At its lowest point, the number one cryptocurrency, bitcoin, fell to $17,601.58 (A$25,300) on Sunday morning, although it had recovered somewhat at the time of writing and was around $20,000.

That’s a huge drop when you consider that bitcoin traded at US$36,141.33 (A$52,000) at the beginning of last month, according to CoinMarketCap.

In fact, its lowest price in recent weeks represents a whopping 74 percent in value since BTC’s all-time high in November, when it hit nearly $69,000 (A$99,000) per coin.

In fact, all of bitcoin’s gains in the past two years of the pandemic have been virtually wiped out – BTC hasn’t been this low since October 2020.

While cryptocurrencies have endured several winters and price swings, the banking pro says it was the most extreme given how widely used blockchain is now.

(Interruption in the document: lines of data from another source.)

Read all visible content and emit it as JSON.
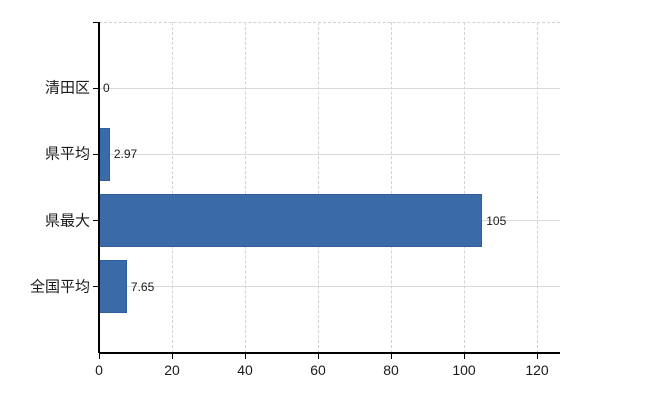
{
  "chart_data": {
    "type": "bar",
    "orientation": "horizontal",
    "categories": [
      "清田区",
      "県平均",
      "県最大",
      "全国平均"
    ],
    "values": [
      0,
      2.97,
      105,
      7.65
    ],
    "value_labels": [
      "0",
      "2.97",
      "105",
      "7.65"
    ],
    "x_ticks": [
      0,
      20,
      40,
      60,
      80,
      100,
      120
    ],
    "x_tick_labels": [
      "0",
      "20",
      "40",
      "60",
      "80",
      "100",
      "120"
    ],
    "xlim": [
      0,
      120
    ],
    "xlabel": "",
    "ylabel": "",
    "legend": "none",
    "grid": true,
    "colors": {
      "bar_fill": "#3a6aa8",
      "bar_border": "#2f5e9c",
      "grid_solid": "#d9d9d9",
      "grid_dashed": "#d2d2d2",
      "axis": "#000000",
      "text": "#1a1a1a"
    }
  }
}
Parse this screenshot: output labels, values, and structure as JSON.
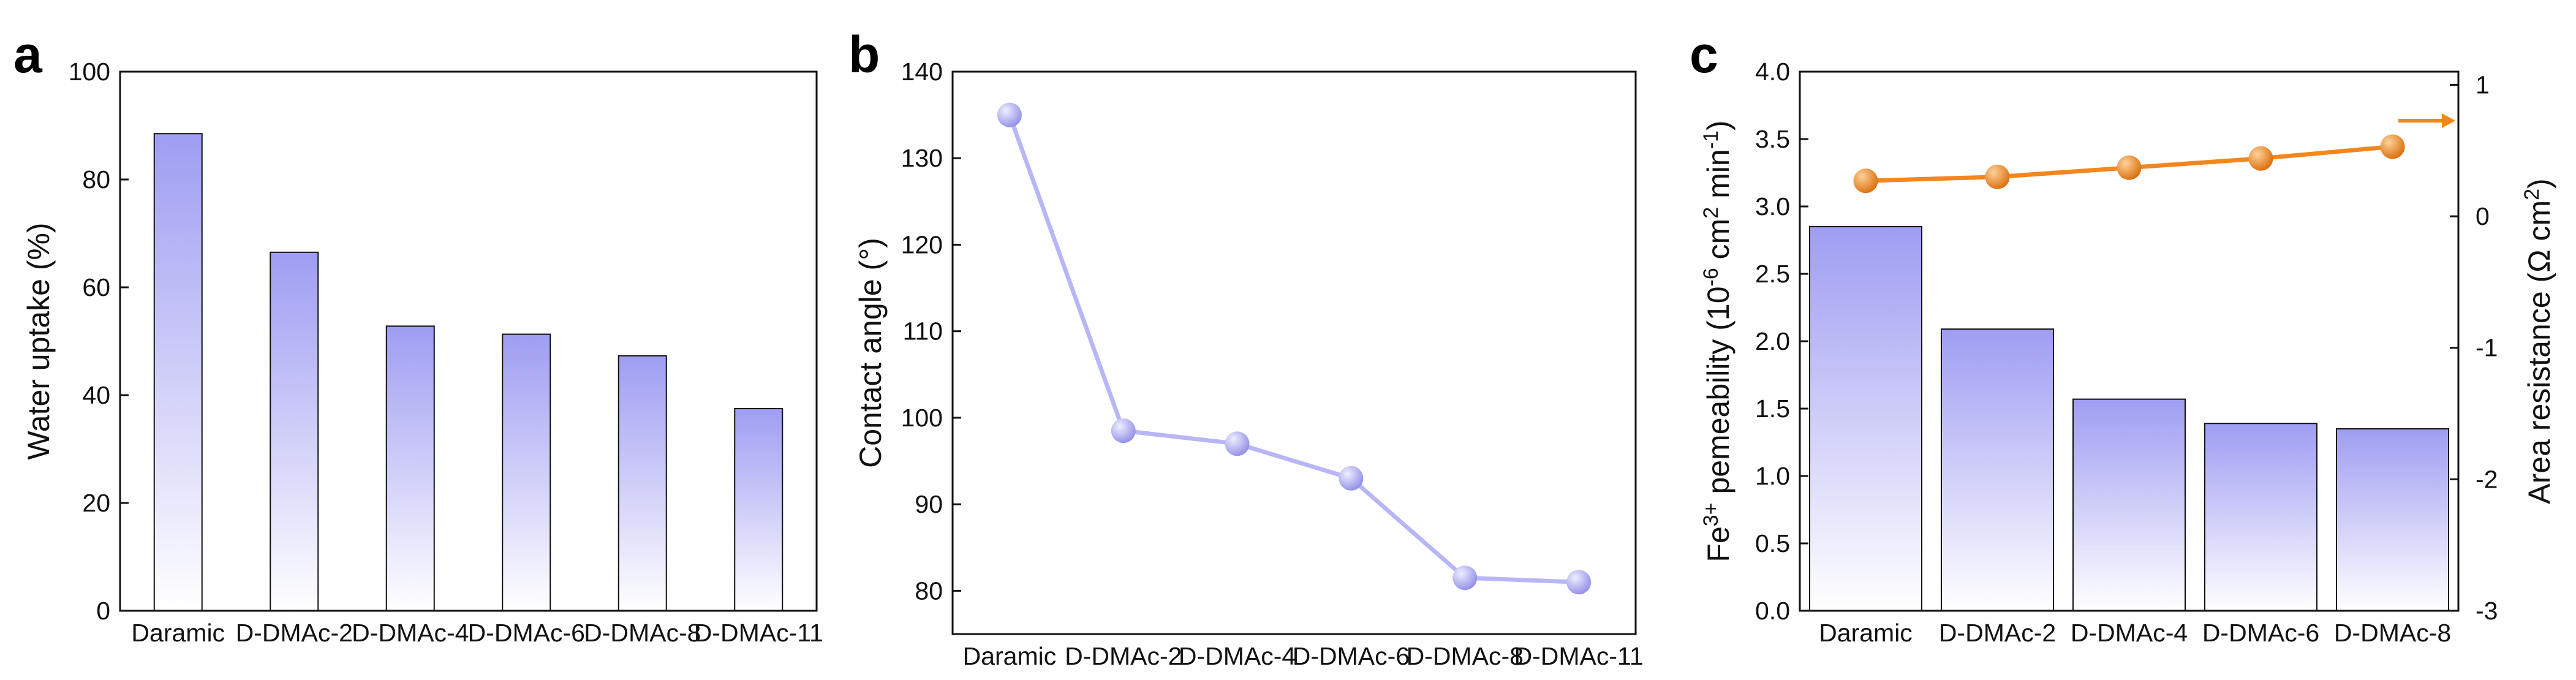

Irfan Ahmad, of State Street Digital in the Asia-Pacific region, said: the Australian Financial Review“This is the first time bitcoin and other cryptocurrencies have gone through such an inflationary environment.

“It’s the fourth crypto winter and the toughest given the wider adoption – we call it a polar vortex”.

That said, Mr Ahmad believes that some of the most prominent digital tokens like bitcoin and ethereum will survive the winter.

“But in terms of an asset class, we think [crypto] is here to stay,” he told the publication.

“There will be an evolution of the players and the protocols in the market.”

Cryptocurrency has seen a reckoning in recent weeks – and especially the last few days – as fears of a global recession mount amid rampant inflation and the US central bank raising interest rates.

Data showed that inflation in the US had reached a new high – rising to 8.6 percent in May, the worst since 1981.

The US Federal Reserve raised its interest rate by 75 basis points to counter rising inflation.

Cryptocurrency is closely aligned with the traditional stock market and in the past week, markets like Dow Jones tanked and entered a bear run.